Former dean of the UC Berkeley School of Law and professor emeritus Sanford Kadish, one of Berkeley’s most distinguished law professors, died of kidney failure Sept. 5 at age 92.
Widely regarded by his colleagues as one of the leading criminal-law scholars on campus, Kadish is responsible for several major developments within Berkeley Law. Kadish played an integral role in founding the Jurisprudence and Social Policy Program, which allows law students to analyze law from a social-policy standpoint while integrating other fields of study such as political science, history and sociology.
Law professor Jesse Choper, who succeeded Kadish as dean, considers this program to be Kadish’s most significant enterprise as dean. Established in 1978, the program helped set the law school apart from others, Choper said. Though 14 years apart in age, Choper and Kadish were incredibly close.
“I was the younger brother that he never had, and he was certainly the older brother that I never had,” Choper said. “He was the wisest person that I have ever met.”
Additionally, Kadish, alongside his wife June, conceived the Kadish Center for Morality, Law and Public Affairs in 2000. The center promotes research on the exercise of state power and aims to analyze the degree to which the criminal-law system is morally justified.
Kadish launched a seminar that brought university scholars together with some of the most interesting and prominent legal and political thinkers in the world, said Christopher Kutz, law professor and director of the Kadish Center, in an email.

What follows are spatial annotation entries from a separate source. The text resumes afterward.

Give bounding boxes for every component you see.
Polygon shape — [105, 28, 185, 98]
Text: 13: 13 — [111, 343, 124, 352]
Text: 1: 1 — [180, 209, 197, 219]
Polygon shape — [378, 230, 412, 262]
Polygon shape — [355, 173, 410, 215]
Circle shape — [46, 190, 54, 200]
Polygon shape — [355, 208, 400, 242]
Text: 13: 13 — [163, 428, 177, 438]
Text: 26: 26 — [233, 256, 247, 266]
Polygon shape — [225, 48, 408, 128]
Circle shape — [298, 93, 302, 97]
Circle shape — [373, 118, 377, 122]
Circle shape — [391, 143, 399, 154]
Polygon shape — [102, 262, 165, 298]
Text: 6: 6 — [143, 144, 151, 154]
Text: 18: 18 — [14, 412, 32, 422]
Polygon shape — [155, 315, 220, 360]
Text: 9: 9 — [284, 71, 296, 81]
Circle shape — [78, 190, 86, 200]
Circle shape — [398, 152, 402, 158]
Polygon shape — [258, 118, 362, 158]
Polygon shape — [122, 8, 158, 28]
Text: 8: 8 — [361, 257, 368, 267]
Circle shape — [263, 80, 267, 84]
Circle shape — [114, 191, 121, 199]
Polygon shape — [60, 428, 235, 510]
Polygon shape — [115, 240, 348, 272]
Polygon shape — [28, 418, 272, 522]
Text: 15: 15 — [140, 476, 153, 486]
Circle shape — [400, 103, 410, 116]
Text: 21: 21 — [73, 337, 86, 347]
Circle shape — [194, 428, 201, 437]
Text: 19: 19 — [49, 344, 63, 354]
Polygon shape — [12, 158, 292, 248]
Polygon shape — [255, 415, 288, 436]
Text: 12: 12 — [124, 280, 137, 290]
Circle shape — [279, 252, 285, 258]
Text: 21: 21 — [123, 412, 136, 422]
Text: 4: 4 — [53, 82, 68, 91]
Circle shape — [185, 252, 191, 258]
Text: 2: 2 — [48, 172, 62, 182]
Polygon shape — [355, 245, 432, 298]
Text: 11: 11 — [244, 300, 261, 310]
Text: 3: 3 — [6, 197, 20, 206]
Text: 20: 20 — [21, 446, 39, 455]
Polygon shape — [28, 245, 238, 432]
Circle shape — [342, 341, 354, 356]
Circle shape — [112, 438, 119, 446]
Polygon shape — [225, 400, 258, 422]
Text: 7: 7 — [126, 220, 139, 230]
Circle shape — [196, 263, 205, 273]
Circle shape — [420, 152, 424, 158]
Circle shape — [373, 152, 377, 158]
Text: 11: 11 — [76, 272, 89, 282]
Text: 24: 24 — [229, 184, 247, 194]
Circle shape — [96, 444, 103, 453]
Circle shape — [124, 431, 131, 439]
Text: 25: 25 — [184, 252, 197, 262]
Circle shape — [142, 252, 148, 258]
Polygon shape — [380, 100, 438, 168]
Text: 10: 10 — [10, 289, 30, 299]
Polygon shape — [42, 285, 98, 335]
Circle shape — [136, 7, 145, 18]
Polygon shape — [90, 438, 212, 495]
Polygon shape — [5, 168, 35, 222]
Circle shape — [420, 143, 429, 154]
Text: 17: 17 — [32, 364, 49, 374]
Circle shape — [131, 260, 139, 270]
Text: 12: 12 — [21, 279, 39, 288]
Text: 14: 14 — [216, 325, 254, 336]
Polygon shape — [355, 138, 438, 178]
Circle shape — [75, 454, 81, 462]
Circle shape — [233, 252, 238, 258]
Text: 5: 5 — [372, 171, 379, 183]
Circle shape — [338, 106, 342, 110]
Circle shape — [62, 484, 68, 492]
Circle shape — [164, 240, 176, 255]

“One of the things that I love about being at Berkeley is being part of the large community (Kadish) created,” Kutz said. “I miss him dearly, but I am glad that what he created will go on.”
Beyond his impact on UC Berkeley, Kadish also led several national law associations. Most notably, Kadish served as president of both the American Association of University Professors and of the Association of American Law Schools.
New York University School of Law professor Stephen Schulhofer, who collaborated with Kadish in authoring “Criminal Law and Its Processes,” said he will continue to channel Kadish when he lectures and guides student dialogues.
“I felt then, though much more intensely, an experience that is repeated for me many times throughout the semester, that of (Kadish’s) voice in my head, kind but unyielding,” Schulhofer said in an email, referring to his initial reaction to the news of Kadish’s passing. “His presence will continue to be felt, and treasured, by countless colleagues, students and law school alums.”
Kadish is survived by his two sons Josh and Peter Kadish, seven grandchildren and three great-grandchildren. His family plans to hold a memorial service for friends and UC Berkeley community members.